Its in Enderby. Good place. Going to get the keys hopefully to get in!  

Also going to haggle security of Brockington school to let me in and take some snaps! 

Was me you followed by the way!


----------



## prestwick pioneer (Jan 2, 2008)

*Re: Old Church ear Leicester*

Hi, hope it doesnt get binned, looks cool. Did you get inside? We used to go to an old church in an old (abandoned?) village in Scotland about 10-15 years ago. It seemed weird that a church could be abandoned like that. There was a viaduct out the back too. I have some pics but they are on prints. Near Leicester you say? Hmmmmm


----------



## Goldie87 (Jan 2, 2008)

*Re: Old Church ear Leicester*

Its the chapel of Carlton Hayes Asylum mate.
Looks a bit bare but would be good to get in there


----------



## Mr Sam (Jan 2, 2008)

*Re: Old Church ear Leicester*



Kezza said:


> Was me you followed by the way!



ahh when we parted i ended up going round in circles for about 10 mins trying to find the way out

and Goldie did your interior pic turn out?


----------



## Goldie87 (Jan 2, 2008)

*Re: Old Church ear Leicester*

Yeah its just inside a doorway and you cant see much of the main chapel...


----------



## Kezza (Jan 2, 2008)

*Re: Old Church ear Leicester*



prestwick pioneer said:


> Hi, hope it doesnt get binned, looks cool. Did you get inside? We used to go to an old church in an old (abandoned?) village in Scotland about 10-15 years ago. It seemed weird that a church could be abandoned like that. There was a viaduct out the back too. I have some pics but they are on prints. Near Leicester you say? Hmmmmm




I should hopefully be getting the keys to get in! (mum works at the new mental home!) Fingers crossed i could have some pics up soon! 

Sam,, you should have got Goldie to text me to show you the way out! lol.
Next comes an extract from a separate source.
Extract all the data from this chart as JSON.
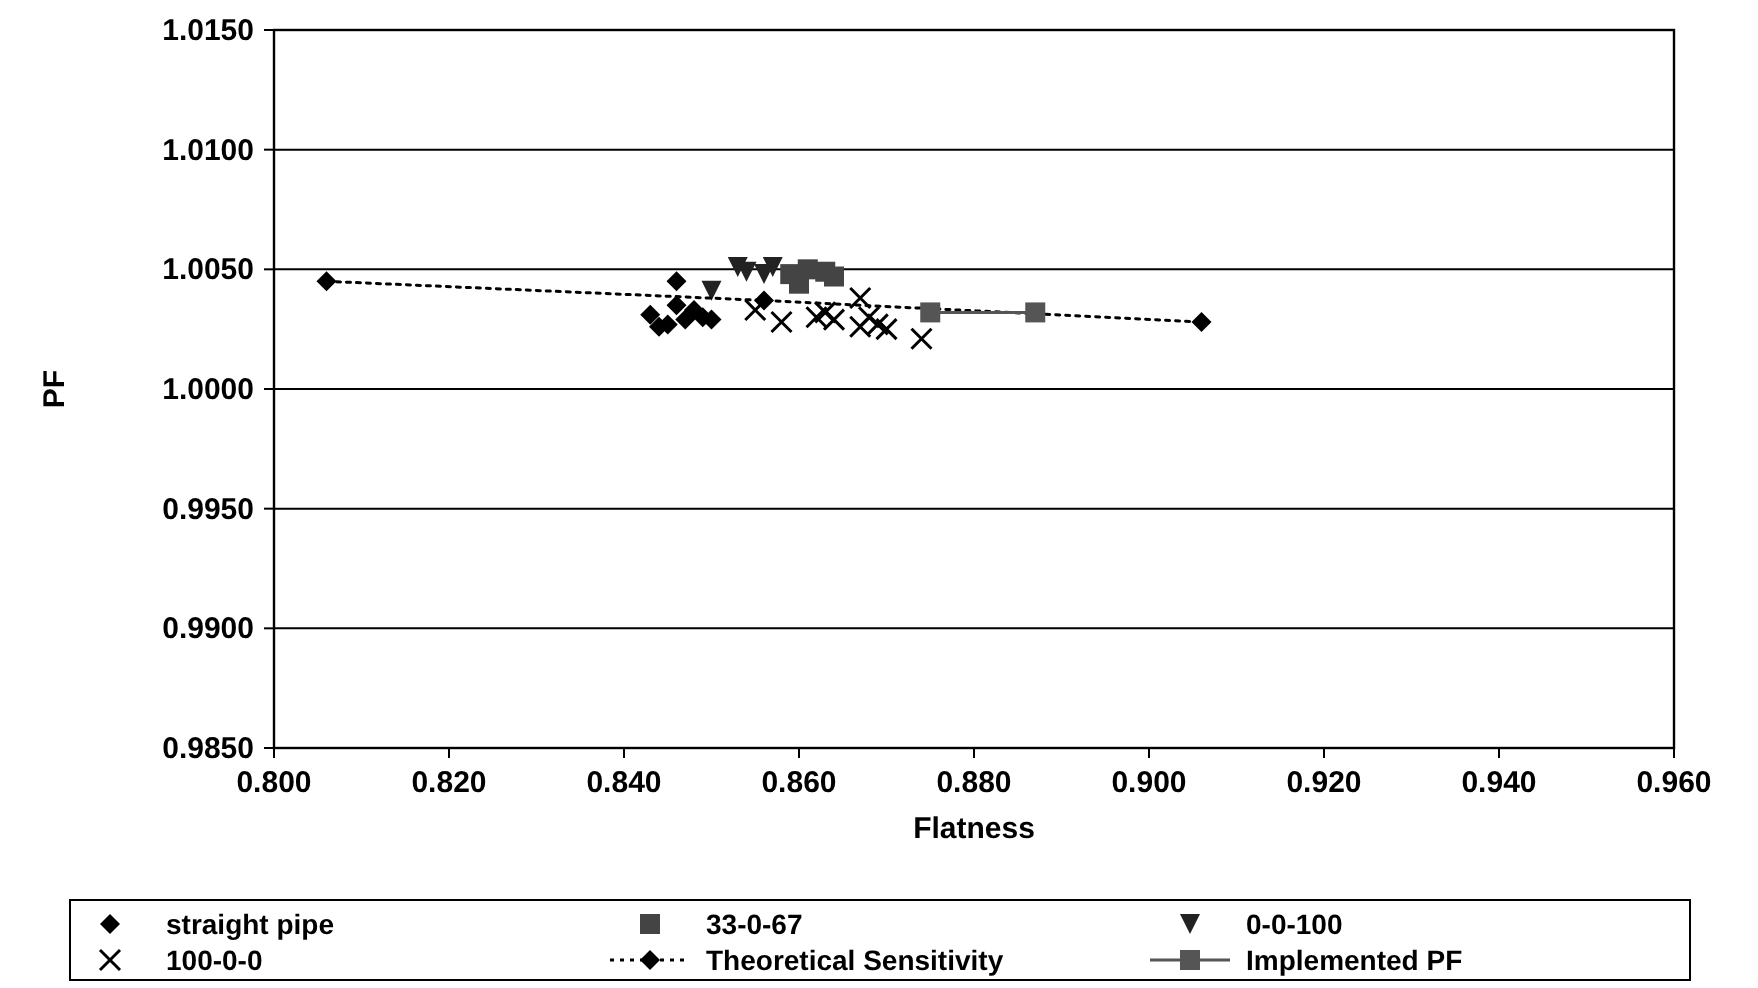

I would have took you back to where you knew!


----------



## Foxylady (Jan 2, 2008)

*Re: Old Church ear Leicester*

Ooh, like the look of this...look forward to seeing some more photos, guys and gal. 



prestwick pioneer said:


> I have some pics but they are on prints.



Have you got a scanner? I only use 35mm so have to scan all my pics in (bit of a pain, actually!). Would love to see your photos if you can post them.

Cheers


----------



## prestwick pioneer (Jan 3, 2008)

*Re: Old Church ear Leicester*

Im so primitive, I dont have a pc set up i my house but i do have a scanner!!???. I got other pics from long ago too.


----------



## Foxylady (Jan 3, 2008)

*Re: Old Church ear Leicester*



prestwick pioneer said:


> I dont have a pc set up i my house but i do have a scanner!!???.



 Nice one!


----------



## Mr Sam (Jan 3, 2008)

*Re: Old Church ear Leicester*



Kezza said:


> I should hopefully be getting the keys to get in!



the main door was welded wasnt it?


----------



## Mr Sam (Jan 4, 2008)

didnt see that, too busy waiting for long exposures to finish


----------